There's also a number of people out there who believe that these problems could be and will be figured out in the developing world and maybe the developed world will learn from the mHealth programs there.
That's a hubris that I hope comes true. I have said that to a few people and they nod their heads, but we haven't seen an example of that yet. We have seen people aspire to that. It's an interesting question: Can you drive the creation of a rational eHealth system from the outside in, from mHealth into an eHealth system and I don't know the answer to that. Certainly that's what we are talking about, what we are certainly looking for programs to do and for countries to do this in where the leadership wants to do that. Getting a rational eHealth system with a sophisticated mHealth system extending it into the community, is certainly where we are trying to go. We certainly don't have either in this country. Even if we do find a good model, it's not clear to me that we would import it back into this country. What could happen though is a whole bunch of consumer-based health services that were one step removed from the core health system in the developed market could be a result of success in the developing markets. The industrial barriers to interoperability in the U.S. -- and I don't know about Europe but I suspect the same thing -- are so powerful that even a whole bunch of good examples from Africa and Asia is not going to overcome the vested economic interests in the United States.

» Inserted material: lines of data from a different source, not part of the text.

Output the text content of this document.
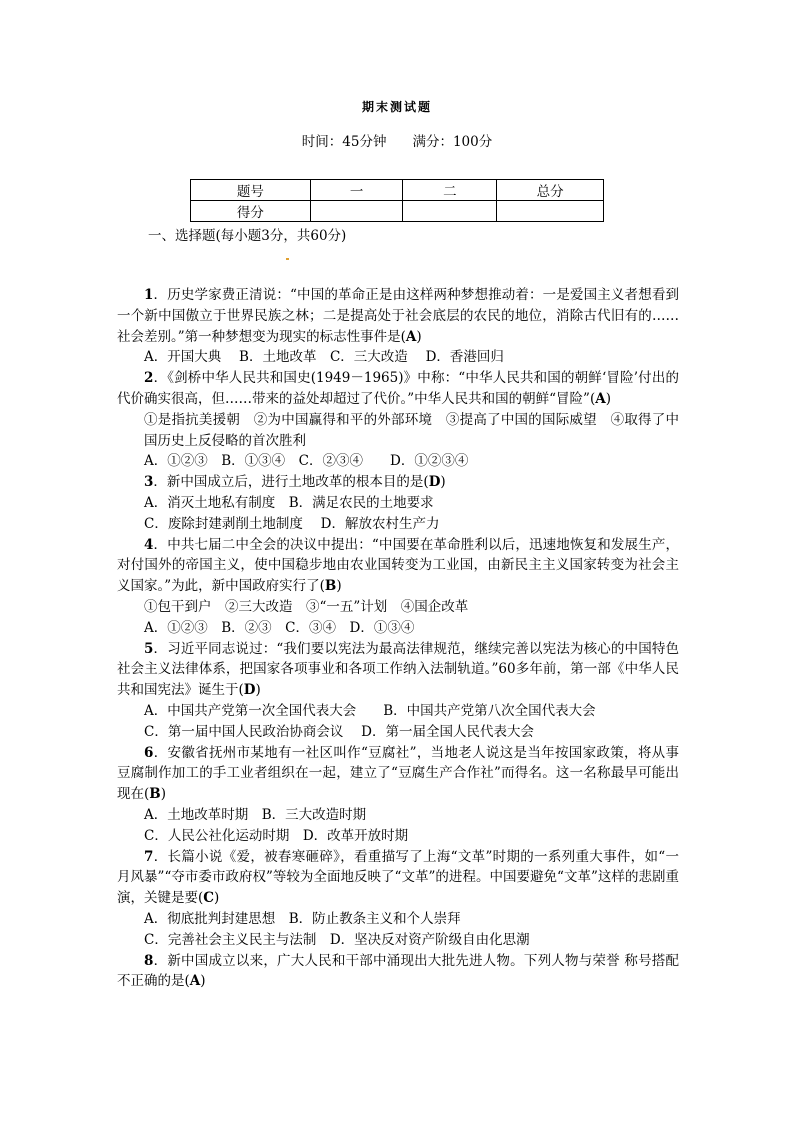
期末测试题
时间：45分钟 满分：100分
题号	一	二	总分
得分			
一、选择题(每小题3分，共60分)

1．历史学家费正清说：“中国的革命正是由这样两种梦想推动着：一是爱国主义者想看到一个新中国傲立于世界民族之林；二是提高处于社会底层的农民的地位，消除古代旧有的……社会差别。”第一种梦想变为现实的标志性事件是(A)

A．开国大典　 B．土地改革　C．三大改造　 D．香港回归

2．《剑桥中华人民共和国史(1949－1965)》中称：“中华人民共和国的朝鲜‘冒险’付出的代价确实很高，但……带来的益处却超过了代价。”中华人民共和国的朝鲜“冒险”(A)

①是指抗美援朝　②为中国赢得和平的外部环境　③提高了中国的国际威望　④取得了中国历史上反侵略的首次胜利

A．①②③　B．①③④　C．②③④　　D．①②③④

3．新中国成立后，进行土地改革的根本目的是(D)

A．消灭土地私有制度　B．满足农民的土地要求

C．废除封建剥削土地制度　 D．解放农村生产力

4．中共七届二中全会的决议中提出：“中国要在革命胜利以后，迅速地恢复和发展生产，对付国外的帝国主义，使中国稳步地由农业国转变为工业国，由新民主主义国家转变为社会主义国家。”为此，新中国政府实行了(B)

①包干到户　②三大改造　③“一五”计划　④国企改革

A．①②③　B．②③　C．③④　D．①③④

5．习近平同志说过：“我们要以宪法为最高法律规范，继续完善以宪法为核心的中国特色社会主义法律体系，把国家各项事业和各项工作纳入法制轨道。”60多年前，第一部《中华人民共和国宪法》诞生于(D)

A．中国共产党第一次全国代表大会　　B．中国共产党第八次全国代表大会

C．第一届中国人民政治协商会议　 D．第一届全国人民代表大会

6．安徽省抚州市某地有一社区叫作“豆腐社”，当地老人说这是当年按国家政策，将从事豆腐制作加工的手工业者组织在一起，建立了“豆腐生产合作社”而得名。这一名称最早可能出现在(B)

A．土地改革时期　B．三大改造时期

C．人民公社化运动时期　D．改革开放时期

7．长篇小说《爱，被春寒砸碎》，看重描写了上海“文革”时期的一系列重大事件，如“一月风暴”“夺市委市政府权”等较为全面地反映了“文革”的进程。中国要避免“文革”这样的悲剧重演，关键是要(C)

A．彻底批判封建思想　B．防止教条主义和个人崇拜

C．完善社会主义民主与法制　D．坚决反对资产阶级自由化思潮

8．新中国成立以来，广大人民和干部中涌现出大批先进人物。下列人物与荣誉 称号搭配不正确的是(A)
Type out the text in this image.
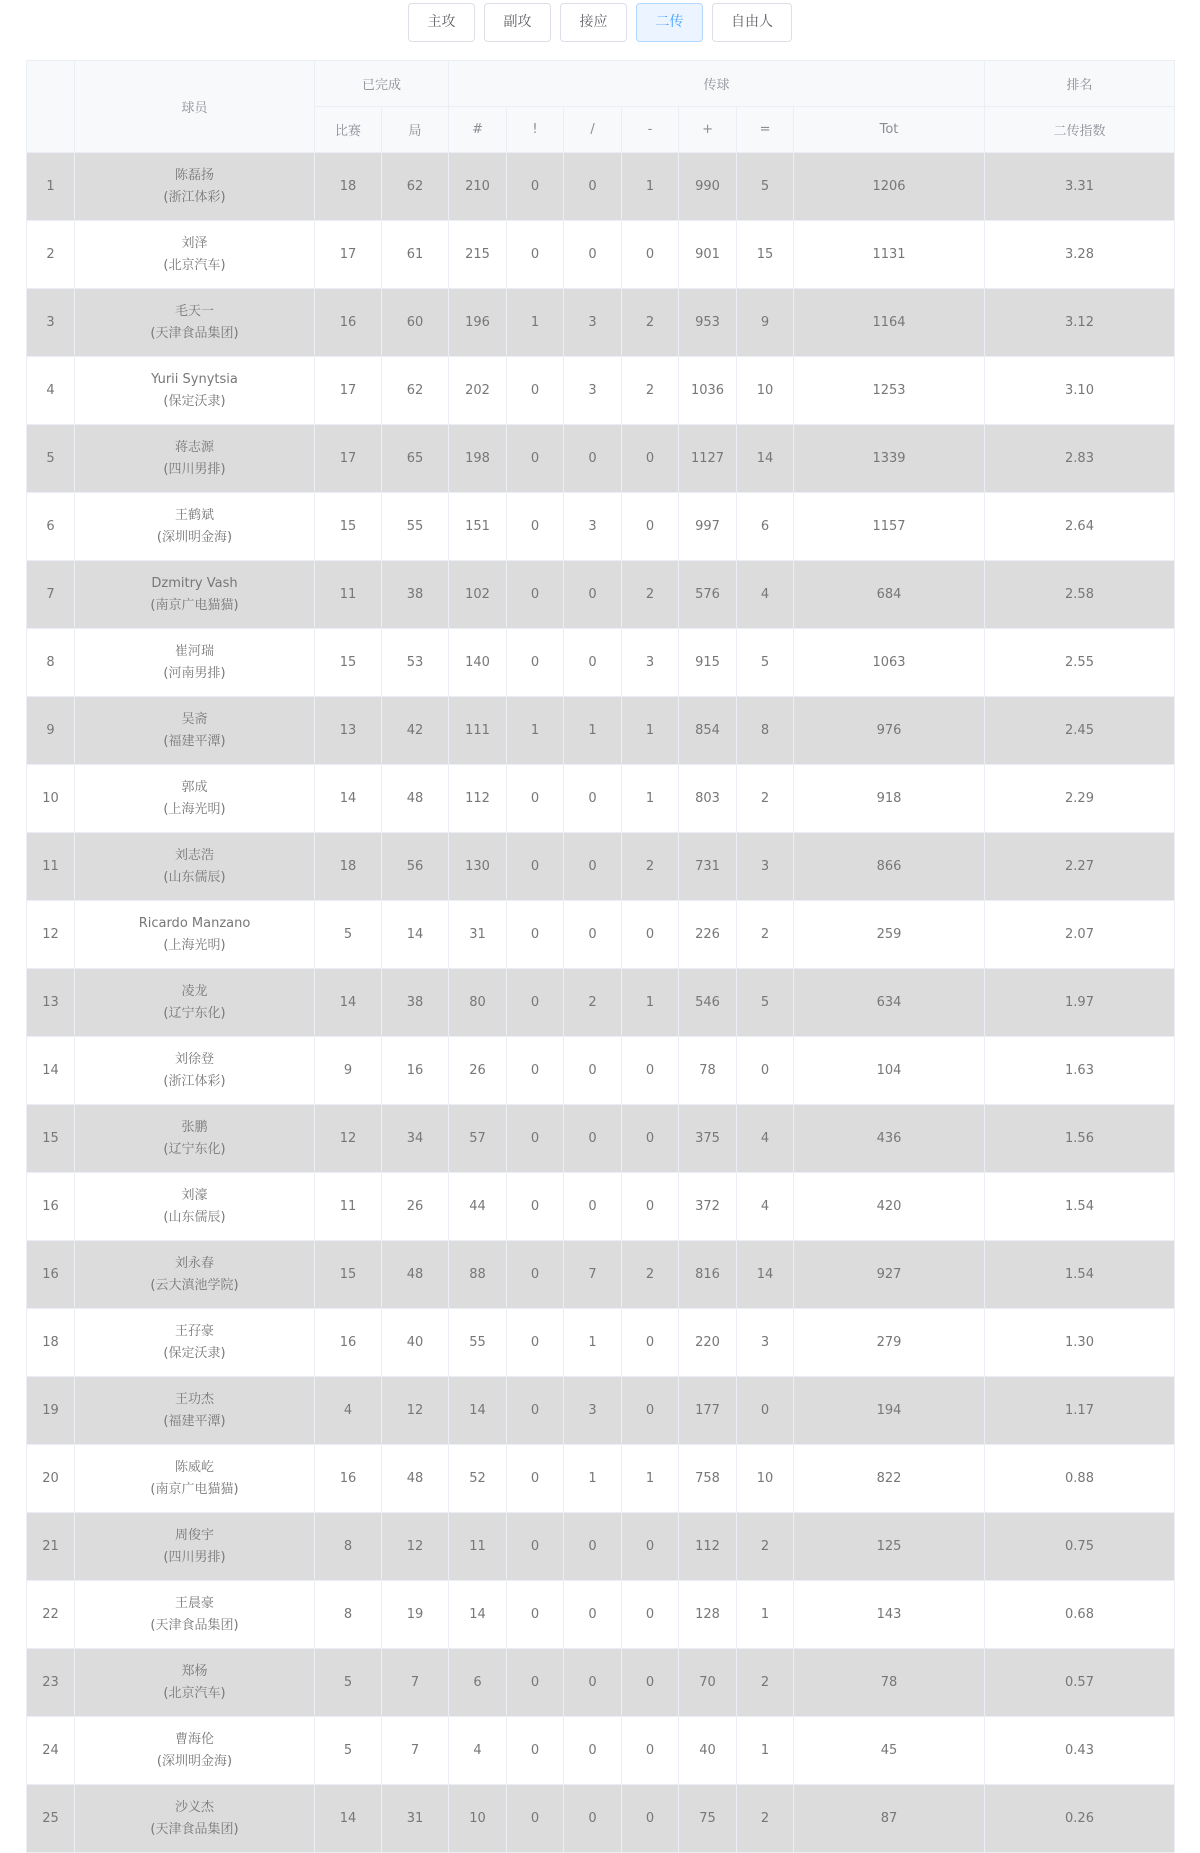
主攻	副攻	接应	二传	自由人
	球员	已完成		传球							排名
		比赛	局	#	!	/	-	+	=	Tot	二传指数
1	陈磊扬
(浙江体彩)	18	62	210	0	0	1	990	5	1206	3.31
2	刘泽
(北京汽车)	17	61	215	0	0	0	901	15	1131	3.28
3	毛天一
(天津食品集团)	16	60	196	1	3	2	953	9	1164	3.12
4	Yurii Synytsia
(保定沃隶)	17	62	202	0	3	2	1036	10	1253	3.10
5	蒋志源
(四川男排)	17	65	198	0	0	0	1127	14	1339	2.83
6	王鹤斌
(深圳明金海)	15	55	151	0	3	0	997	6	1157	2.64
7	Dzmitry Vash
(南京广电猫猫)	11	38	102	0	0	2	576	4	684	2.58
8	崔河瑞
(河南男排)	15	53	140	0	0	3	915	5	1063	2.55
9	吴斋
(福建平潭)	13	42	111	1	1	1	854	8	976	2.45
10	郭成
(上海光明)	14	48	112	0	0	1	803	2	918	2.29
11	刘志浩
(山东儒辰)	18	56	130	0	0	2	731	3	866	2.27
12	Ricardo Manzano
(上海光明)	5	14	31	0	0	0	226	2	259	2.07
13	凌龙
(辽宁东化)	14	38	80	0	2	1	546	5	634	1.97
14	刘徐登
(浙江体彩)	9	16	26	0	0	0	78	0	104	1.63
15	张鹏
(辽宁东化)	12	34	57	0	0	0	375	4	436	1.56
16	刘濠
(山东儒辰)	11	26	44	0	0	0	372	4	420	1.54
16	刘永春
(云大滇池学院)	15	48	88	0	7	2	816	14	927	1.54
18	王孖豪
(保定沃隶)	16	40	55	0	1	0	220	3	279	1.30
19	王功杰
(福建平潭)	4	12	14	0	3	0	177	0	194	1.17
20	陈威屹
(南京广电猫猫)	16	48	52	0	1	1	758	10	822	0.88
21	周俊宇
(四川男排)	8	12	11	0	0	0	112	2	125	0.75
22	王晨豪
(天津食品集团)	8	19	14	0	0	0	128	1	143	0.68
23	郑杨
(北京汽车)	5	7	6	0	0	0	70	2	78	0.57
24	曹海伦
(深圳明金海)	5	7	4	0	0	0	40	1	45	0.43
25	沙义杰
(天津食品集团)	14	31	10	0	0	0	75	2	87	0.26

That's fair. I was hoping you could also describe the talks leading up to your appointment to head the mHealth Alliance, and if there was a moment when you were convinced of the opportunity mHealth presents to the developing world. Was there a particular anecdote, moment or case study that was particularly poignant and convinced you that you wanted to make this your next step?
Yes, it was about one minute into the conversation with Tim Wirth. He explained what the U.N. Foundation has been doing by giving out grants and I had already known about the technology partnership. I knew Paul Margie [Senior Director for Technology Partnerships at the U.N. Foundation] who had done it before, I knew very well. I had met with Claire Thwaites and Mitul Shah and knew what they were doing, and when Tim called and said that the U.N. Foundation wants to make a big deal out of this and make mHealth a big initiative, I said that I have been training my whole life for this.